Während sich Hanegraaf, der sich bei der ABN-Tochter Bethmann den Ruf des lustigen Holländers erarbeitet hat, mit konkreten Angaben zurückhielt, warf Bentlage mit Zahlen nur so um sich. Warum sollten Bethmann/HAL nicht auch Commerzbank und Deutsche Bank einholen im Wealth Management (70 Mrd. Euro AuM)? Beide liegen bei den AuM nur rd. 15 Mrd. bzw. 28 Mrd. Euro vorne. Mitarbeiter müssten sich keine Sorgen machen. Aktuell seien 150 Stellen unbesetzt. Wer flexibel ist, kann bleiben.
Ob das auch für Bentlage gilt, ist offen. Hanegraaf oder der für Bethmann zuständige ABN Deutschland-GF Stefan Meine, der das deutsche Corporate Banking erfolgreich wieder aufgebaut hat, kommen selber für die Bethmann/HAL-Spitze infrage.
Bentlage, der zuletzt nach unseren Informationen Wettbewerber wegen möglicher Kooperationen angesprochen hatte, soll gar keine Komplettübernahme von HAL im Sinn gehabt haben. Eine Beschlusslage gab es nach unseren Informationen jedenfalls nur dafür, mit einem Minderheitsanteil in den Markt zu gehen (s.
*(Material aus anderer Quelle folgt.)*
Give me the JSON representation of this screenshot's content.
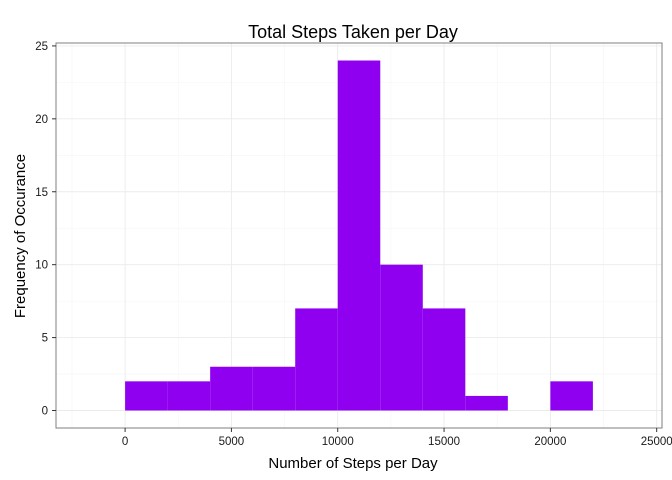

PLATOW v. 2.11.22). Ziel war es, den Fosun-Anteil abzusenken auf ca. 70%, da die ungeliebten Chinesen das Wachstumpotenzial begrenzt und für Kundenverluste gesorgt haben.
Mit einer Minderheitsbeteiligung indes hätte sich ABN Amro nicht zufriedengegeben. Das haben die Niederländer, die seit der Finanzkrise vom Staat dominiert werden, bei ihren deutschen Zukäufen (LGT und CS-Kundenportfolio) immer wieder bewiesen.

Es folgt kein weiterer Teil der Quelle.